Para se ter ideia da escalada da descrença do eleitorado, em 2018 a abstenção entre os goianos subiu para 20,20%. No Brasil quase 30 milhões de eleitores não compareceram às urnas (20,3%).

Além da descrença na política e a crise sanitária há outros elementos que precisam ser considerados neste afastamento dos eleitores das urnas, que certamente produzirá uma experiência única nas eleições deste ano. Entre eles está o fato de termos um presidente sem partido e que faz questão de se manter distante da política municipal –  até nos grandes centros como São Paulo e Rio de Janeiro. Outro ponto a ser considerado é que a campanha deverá ser ampliada na internet – onde o engajamento ganha força, gera debates e polarizações, mas não se materializa em votos com a mesma intensidade.

O aumento da abstenção previsto para as eleições municipais também trará um efeito em relação ao norteamento das campanhas. Dificilmente pesquisas eleitorais conseguirão fazer o recorte mais próximo da realidade em um cenário assim. Embora muitos eleitores possam apontar suas intenções de voto, parte não vai relatar a indisposição de ir até urna efetivar o apoio a seu candidato. 

14.9% dos eleitores goianos tem mais de 60 anos, e por isso compõe o grupo de risco na pandemia do coronavírus

A preocupação quanto a abstenção já chegou até o Tribunal Superior Eleitoral (TSE). O atual presidente da corte, ministro Luís Roberto Barroso, já sinaliza que a multa por não comparecimento poderá ser abonada. “Quando este ano começou, as minhas preocupações eram fakenews e recessão democrática pelo mundo afora, até que a pandemia veio e atropelou a todos com novas preocupações e novas iniciativas que se tornaram necessárias”, disse o ministro em uma recente encontro virtual de Presidentes dos Tribunais Regionais Eleitorais. 

A soma de todos esses elementos vai provocar um cenário experimental do voto facultativo no Brasil. Pois mesmo com a reabertura econômica e pessoas voltando a frequentar bares, restaurantes e pontos turísticos (formando aglomerações com frequência), o eleitor não demonstra a mesma  determinação ao chamamento das urnas. 

Com o aumento da abstenção certamente haverá reflexos nos quocientes eleitorais e as chamadas linhas de corte. Assim vereadores serão eleitos com muito menos votos do que precisaram obter em 2016.

Eleições 2020 não favorecem renovação

Na disputa pela reeleição, não cabe uma caixa de promessas. A gestão executada está em avaliação. No entanto as eleições deste ano estão mais favoráveis aos candidatos que buscam ser reconduzidos ao cargo.

Os candidatos à reeleição, que naturalmente largam na frente por fatores como conhecimento pelos cidadãos e facilidade para estruturar a campanha, criaram uma sombra ainda maior sobre os inexperientes, que não têm os mesmos benefícios, por conta do adiamento das eleições. Isso representa mais tempo para inaugurações, exposição na mídia, além do reforço da agenda do combate a Covid-19, que corretamente promoveu maiores repassas e investimento em setores da saúde pública e social. 

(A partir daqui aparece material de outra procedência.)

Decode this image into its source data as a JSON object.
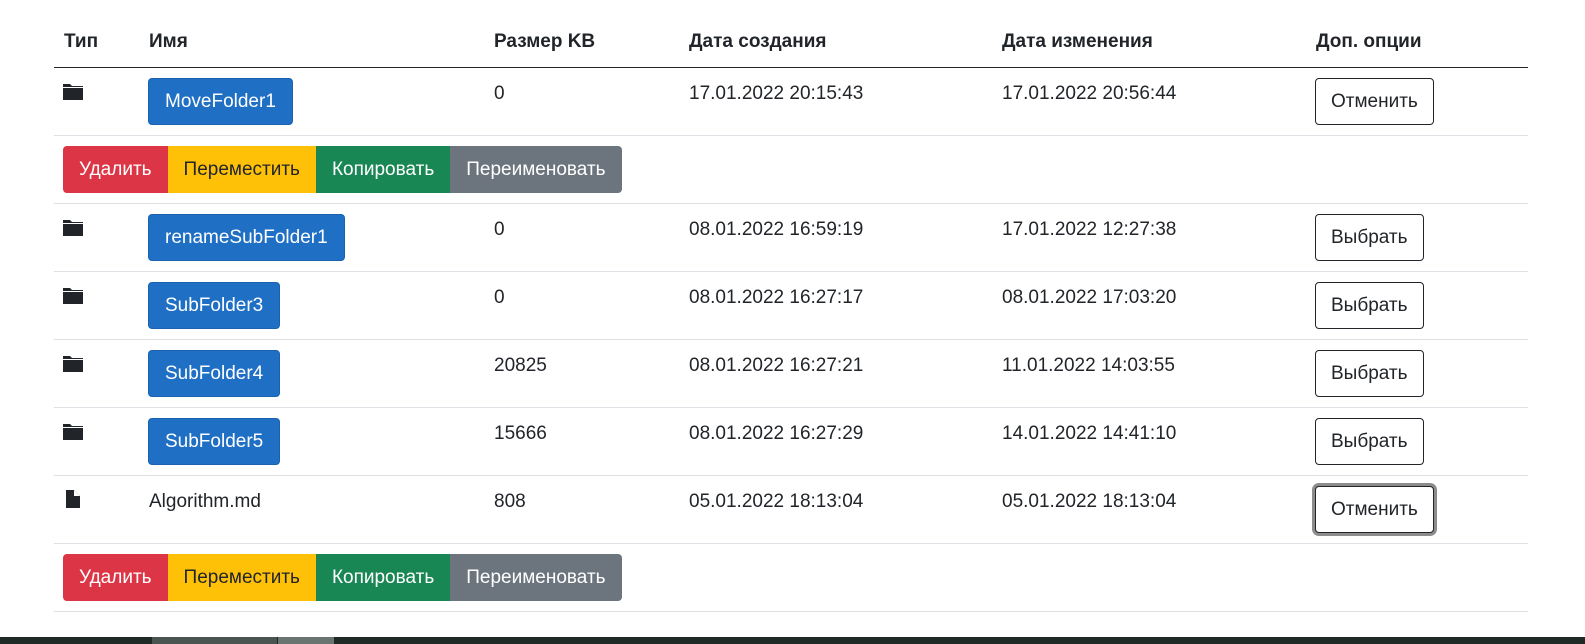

A crise sanitária causada pelo coronavírus não existisse, estaríamos em plena campanha. Candidatos a vereador e prefeito estariam promovendo  encontros com apoiadores e, participam de eventos para se tornarem mais conhecidos, além de ampliar suas bases.

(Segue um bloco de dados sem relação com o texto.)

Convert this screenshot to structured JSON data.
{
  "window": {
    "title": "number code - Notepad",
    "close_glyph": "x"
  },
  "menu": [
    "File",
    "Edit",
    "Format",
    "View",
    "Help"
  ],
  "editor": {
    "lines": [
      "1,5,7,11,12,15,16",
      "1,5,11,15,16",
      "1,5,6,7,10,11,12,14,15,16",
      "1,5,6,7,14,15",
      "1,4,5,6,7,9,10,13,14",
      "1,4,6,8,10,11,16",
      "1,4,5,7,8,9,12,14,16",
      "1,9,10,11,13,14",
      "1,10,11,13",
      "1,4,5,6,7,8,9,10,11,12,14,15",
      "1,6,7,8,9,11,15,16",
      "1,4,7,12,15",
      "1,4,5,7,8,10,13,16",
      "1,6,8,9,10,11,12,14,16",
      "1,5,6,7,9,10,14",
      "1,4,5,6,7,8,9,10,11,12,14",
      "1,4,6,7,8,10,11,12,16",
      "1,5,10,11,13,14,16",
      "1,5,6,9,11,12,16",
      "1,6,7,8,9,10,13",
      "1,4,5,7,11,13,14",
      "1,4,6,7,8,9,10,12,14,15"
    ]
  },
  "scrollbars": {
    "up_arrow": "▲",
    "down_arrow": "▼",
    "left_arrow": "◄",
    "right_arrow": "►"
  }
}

No entanto a pandemia nos joga em um cenário de forte migração do contato interpessoal para as redes sociais.Daí um mais uma gama de dificuldades: realização de comícios, passeatas e visitas aos eleitores não condizem com o distanciamento social preconizado pela Organização Mundial de Saúde. Assim está reduzida a capacidade de novos candidatos se tornarem conhecidos.